The result was predictable. McGreevey looked weak, the stench of dirty politics clung to him, and he struggled to implement a meaningful agenda. His poll numbers were terrible. At some point in 2003, Corzine began sending signals that he wouldn’t mind taking over the top job in Trenton. He didn’t want to fight McGreevey in a primary, but he figured he'd be able to convince the bosses to withdraw their support and leave McGreevey with no choice but to decline to run again, thereby clearing the way for Corzine to play the white knight role.

So desperate was McGreevey to fortify himself that he was caught in early 2004 on a federal wire uttering a code word—appropriately enough, it was “Machiavelli”—that signaled his involvement in a scheme to shake down a Middlesex County farmer in exchange for contributions to the McGreevey-controlled state Democratic Party. Other investigations were closing in on McGreevey’s inner circle, but we’ll never know if the governor himself would have been indicted. It all became moot with his “gay American” bombshell on Aug. 12, 2004.

What happened next would have been the best thing to happen to the New Jersey Democratic Party in decades, if only the party hadn’t been too greedy to realize it.

With McGreevey’s abrupt resignation, the governorship defaulted into the hands of Codey, the State Senate president. The story of Codey’s long climb to the top was a refreshing antidote to the money- and boss-enabled trajectories of Corzine and McGreevey.

The son of a mortician, Codey was a contentedly local, Jersey-accented practitioner of Hubert Humphrey's common humanity and Lyndon Johnson's legislative know-how. He came from a big Catholic family in gritty Orange, N.J., and he professed to be guided by Humphrey’s credo that “the moral test of government is how it treats those who are in the dawn of life, the children; those who are in the twilight of life, the elderly; and those who are in the shadows of life, the sick, the needy and the handicapped.”

He had a special interest in the mentally ill. Nellie Bly-style, he’d once gone undercover at a state psychiatric facility to expose the cruel conditions under which residents were forced to live. Codey, while pragmatic, was also aggressively independent. He hailed from a county with a strong boss tradition, Essex, and worked with legislators who were often nothing more than messengers for bosses, but he’d managed to survive on his own—not with Corzine-ish money, not with McGreevey-ish supplication, but with his wits, and his willingness to take a punch.

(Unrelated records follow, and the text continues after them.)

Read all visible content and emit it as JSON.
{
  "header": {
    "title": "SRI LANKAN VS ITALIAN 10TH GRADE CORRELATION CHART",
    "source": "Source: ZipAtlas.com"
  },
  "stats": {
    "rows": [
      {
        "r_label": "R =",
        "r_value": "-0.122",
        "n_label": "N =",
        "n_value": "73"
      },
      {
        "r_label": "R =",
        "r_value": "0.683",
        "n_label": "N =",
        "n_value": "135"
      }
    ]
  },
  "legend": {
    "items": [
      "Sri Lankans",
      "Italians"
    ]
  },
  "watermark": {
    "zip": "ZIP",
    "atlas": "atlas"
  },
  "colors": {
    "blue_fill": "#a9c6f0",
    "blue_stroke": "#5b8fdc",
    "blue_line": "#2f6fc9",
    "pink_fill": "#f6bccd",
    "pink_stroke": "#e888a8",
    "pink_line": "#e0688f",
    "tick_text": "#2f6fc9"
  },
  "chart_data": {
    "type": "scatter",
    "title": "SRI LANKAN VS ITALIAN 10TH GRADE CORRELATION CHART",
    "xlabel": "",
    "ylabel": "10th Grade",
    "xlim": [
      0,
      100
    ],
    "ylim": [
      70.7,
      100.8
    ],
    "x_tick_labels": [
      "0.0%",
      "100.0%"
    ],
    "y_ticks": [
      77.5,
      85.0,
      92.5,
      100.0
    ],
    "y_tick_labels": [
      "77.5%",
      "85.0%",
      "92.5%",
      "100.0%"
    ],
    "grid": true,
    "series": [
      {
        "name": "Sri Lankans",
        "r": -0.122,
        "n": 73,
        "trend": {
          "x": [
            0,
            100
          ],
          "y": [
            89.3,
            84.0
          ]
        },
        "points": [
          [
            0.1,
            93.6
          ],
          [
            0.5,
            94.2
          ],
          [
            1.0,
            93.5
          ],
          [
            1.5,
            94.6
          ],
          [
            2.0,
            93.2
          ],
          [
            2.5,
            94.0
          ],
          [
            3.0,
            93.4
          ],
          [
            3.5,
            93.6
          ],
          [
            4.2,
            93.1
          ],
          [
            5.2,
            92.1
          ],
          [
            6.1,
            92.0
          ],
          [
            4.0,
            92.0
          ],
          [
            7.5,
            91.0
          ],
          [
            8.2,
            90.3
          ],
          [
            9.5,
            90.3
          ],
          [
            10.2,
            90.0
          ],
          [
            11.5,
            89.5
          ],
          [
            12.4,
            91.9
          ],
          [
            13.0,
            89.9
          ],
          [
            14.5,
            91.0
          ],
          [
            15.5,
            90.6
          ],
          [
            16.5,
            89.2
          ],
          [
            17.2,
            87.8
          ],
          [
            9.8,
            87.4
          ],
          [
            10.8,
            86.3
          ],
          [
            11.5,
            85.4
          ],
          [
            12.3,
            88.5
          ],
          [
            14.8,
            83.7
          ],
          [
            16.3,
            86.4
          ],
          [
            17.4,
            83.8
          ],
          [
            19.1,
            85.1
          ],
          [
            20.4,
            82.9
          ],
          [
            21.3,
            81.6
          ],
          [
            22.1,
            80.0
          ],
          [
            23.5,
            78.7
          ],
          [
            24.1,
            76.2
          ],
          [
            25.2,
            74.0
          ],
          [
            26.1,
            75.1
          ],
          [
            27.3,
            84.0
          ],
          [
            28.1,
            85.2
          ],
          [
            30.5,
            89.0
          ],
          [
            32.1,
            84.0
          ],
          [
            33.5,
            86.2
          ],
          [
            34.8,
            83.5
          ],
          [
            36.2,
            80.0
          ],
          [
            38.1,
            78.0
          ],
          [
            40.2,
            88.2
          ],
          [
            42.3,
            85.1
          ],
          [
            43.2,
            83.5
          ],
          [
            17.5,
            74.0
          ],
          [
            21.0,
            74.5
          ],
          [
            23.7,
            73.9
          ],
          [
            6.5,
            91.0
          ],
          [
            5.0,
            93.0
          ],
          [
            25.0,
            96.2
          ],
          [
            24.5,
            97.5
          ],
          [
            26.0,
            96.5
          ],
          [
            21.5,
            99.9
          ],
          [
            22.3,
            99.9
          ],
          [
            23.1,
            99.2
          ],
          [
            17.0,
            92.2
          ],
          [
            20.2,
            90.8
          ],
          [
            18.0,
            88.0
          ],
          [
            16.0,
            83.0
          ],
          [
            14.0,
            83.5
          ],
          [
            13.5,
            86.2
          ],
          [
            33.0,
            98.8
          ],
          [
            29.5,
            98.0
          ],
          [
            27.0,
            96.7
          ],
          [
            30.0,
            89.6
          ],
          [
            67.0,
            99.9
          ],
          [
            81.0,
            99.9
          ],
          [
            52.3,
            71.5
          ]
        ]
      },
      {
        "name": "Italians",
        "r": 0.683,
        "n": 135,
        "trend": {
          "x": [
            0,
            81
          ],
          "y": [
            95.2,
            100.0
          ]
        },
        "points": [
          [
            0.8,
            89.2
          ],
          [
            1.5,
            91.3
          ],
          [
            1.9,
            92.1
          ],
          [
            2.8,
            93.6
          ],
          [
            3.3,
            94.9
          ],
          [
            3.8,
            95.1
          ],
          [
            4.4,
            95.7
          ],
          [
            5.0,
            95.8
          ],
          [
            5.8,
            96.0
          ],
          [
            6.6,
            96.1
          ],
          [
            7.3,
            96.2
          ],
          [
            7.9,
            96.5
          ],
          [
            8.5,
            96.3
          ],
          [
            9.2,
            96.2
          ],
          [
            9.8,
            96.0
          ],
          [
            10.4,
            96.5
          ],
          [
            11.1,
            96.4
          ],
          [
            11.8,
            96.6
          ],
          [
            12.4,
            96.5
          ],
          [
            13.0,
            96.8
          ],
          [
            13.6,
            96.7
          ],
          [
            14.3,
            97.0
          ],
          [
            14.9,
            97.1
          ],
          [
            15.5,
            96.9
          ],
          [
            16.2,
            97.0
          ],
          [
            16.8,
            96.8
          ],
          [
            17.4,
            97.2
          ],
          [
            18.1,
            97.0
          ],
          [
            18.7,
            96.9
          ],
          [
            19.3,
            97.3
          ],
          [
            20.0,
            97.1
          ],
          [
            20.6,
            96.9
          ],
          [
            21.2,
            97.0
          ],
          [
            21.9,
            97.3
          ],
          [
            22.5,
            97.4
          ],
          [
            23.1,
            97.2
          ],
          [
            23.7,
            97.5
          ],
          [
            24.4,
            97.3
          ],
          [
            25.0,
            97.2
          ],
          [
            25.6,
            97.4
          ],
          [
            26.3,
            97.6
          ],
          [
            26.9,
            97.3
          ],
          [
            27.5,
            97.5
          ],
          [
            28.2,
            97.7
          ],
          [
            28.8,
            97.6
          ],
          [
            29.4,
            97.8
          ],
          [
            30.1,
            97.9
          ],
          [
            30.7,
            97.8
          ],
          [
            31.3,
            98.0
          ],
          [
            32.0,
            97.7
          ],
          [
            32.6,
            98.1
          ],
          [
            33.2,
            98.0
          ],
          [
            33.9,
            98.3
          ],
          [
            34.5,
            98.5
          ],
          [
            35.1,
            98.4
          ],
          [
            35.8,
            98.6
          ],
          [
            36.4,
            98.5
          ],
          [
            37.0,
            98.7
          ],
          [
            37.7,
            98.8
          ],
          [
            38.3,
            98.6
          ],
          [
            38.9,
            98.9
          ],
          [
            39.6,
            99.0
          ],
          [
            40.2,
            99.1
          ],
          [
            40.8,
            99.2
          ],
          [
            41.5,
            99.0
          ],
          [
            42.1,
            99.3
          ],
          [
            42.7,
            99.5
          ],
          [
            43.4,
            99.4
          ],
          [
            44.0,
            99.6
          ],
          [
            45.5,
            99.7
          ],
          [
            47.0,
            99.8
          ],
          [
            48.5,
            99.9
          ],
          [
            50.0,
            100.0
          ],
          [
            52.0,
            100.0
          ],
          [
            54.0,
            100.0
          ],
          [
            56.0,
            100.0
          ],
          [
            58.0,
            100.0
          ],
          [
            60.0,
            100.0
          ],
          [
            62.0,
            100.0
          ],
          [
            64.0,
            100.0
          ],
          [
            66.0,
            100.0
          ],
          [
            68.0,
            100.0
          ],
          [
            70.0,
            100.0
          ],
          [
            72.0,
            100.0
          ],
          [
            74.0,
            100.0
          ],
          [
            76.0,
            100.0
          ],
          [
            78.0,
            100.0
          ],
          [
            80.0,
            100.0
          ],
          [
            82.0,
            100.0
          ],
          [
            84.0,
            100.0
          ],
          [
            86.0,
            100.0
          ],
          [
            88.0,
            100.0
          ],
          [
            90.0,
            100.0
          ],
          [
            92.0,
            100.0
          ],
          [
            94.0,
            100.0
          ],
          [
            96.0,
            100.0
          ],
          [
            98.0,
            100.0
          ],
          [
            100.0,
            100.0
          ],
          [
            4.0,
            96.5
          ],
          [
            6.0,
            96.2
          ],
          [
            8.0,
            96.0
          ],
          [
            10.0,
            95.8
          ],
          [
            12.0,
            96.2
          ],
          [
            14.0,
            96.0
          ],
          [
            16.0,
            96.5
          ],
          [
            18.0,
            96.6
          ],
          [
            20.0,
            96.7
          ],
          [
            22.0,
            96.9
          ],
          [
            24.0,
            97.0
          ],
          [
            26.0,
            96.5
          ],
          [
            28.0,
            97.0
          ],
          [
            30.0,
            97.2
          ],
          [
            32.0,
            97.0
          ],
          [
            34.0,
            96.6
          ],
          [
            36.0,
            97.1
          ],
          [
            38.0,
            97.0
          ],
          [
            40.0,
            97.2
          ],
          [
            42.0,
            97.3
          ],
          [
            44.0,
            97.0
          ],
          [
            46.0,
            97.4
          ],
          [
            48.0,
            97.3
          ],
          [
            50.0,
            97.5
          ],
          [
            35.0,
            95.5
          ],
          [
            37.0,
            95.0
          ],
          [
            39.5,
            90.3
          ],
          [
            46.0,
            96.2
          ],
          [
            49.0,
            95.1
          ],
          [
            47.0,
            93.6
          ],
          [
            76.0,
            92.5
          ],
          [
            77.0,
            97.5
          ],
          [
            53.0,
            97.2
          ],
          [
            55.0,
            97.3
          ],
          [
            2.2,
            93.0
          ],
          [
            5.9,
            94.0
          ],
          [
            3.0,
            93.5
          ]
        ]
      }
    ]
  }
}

In the wake of the McGreevey and Torricelli meltdowns, the party had accidentally ended up with a leader who was actually in a position to repudiate the corruption and bossism that had made New Jersey a national punchline, and whose story could remind Democrats why they’d ever believed in the party to begin with. He had a way with independents, and even Republicans too, exuding authenticity with his shambling gait and self-deprecation.

When the New Jersey tourism agency proposed a new slogan—“New Jersey: We’ll win you over”—Codey scoffed. “It makes me think of when I was young and single and asked a girl out,” he said. “She turned me down. I said, ‘Give me a chance, I’ll win you over.’” When a radio shock jock made crude joke about Codey’s wife, who had publicly described her battle with postpartum depression, he went to the studio and threatened to deck the guy.

Codey, the everyman, was a popular hit—his approval rating soared. But that doesn’t always count for much in New Jersey.

McGreevey’s resignation took effect in mid-November '04, and Codey was sworn in to replace him. The next election would be a year later, with the Democratic primary in June. Codey wanted to run. But so did Corzine. By this point, he’d set his sights on an even grander post-Goldman redemption: first the State House in Trenton, then, like Woodrow Wilson a century earlier, the White House. The battle was on.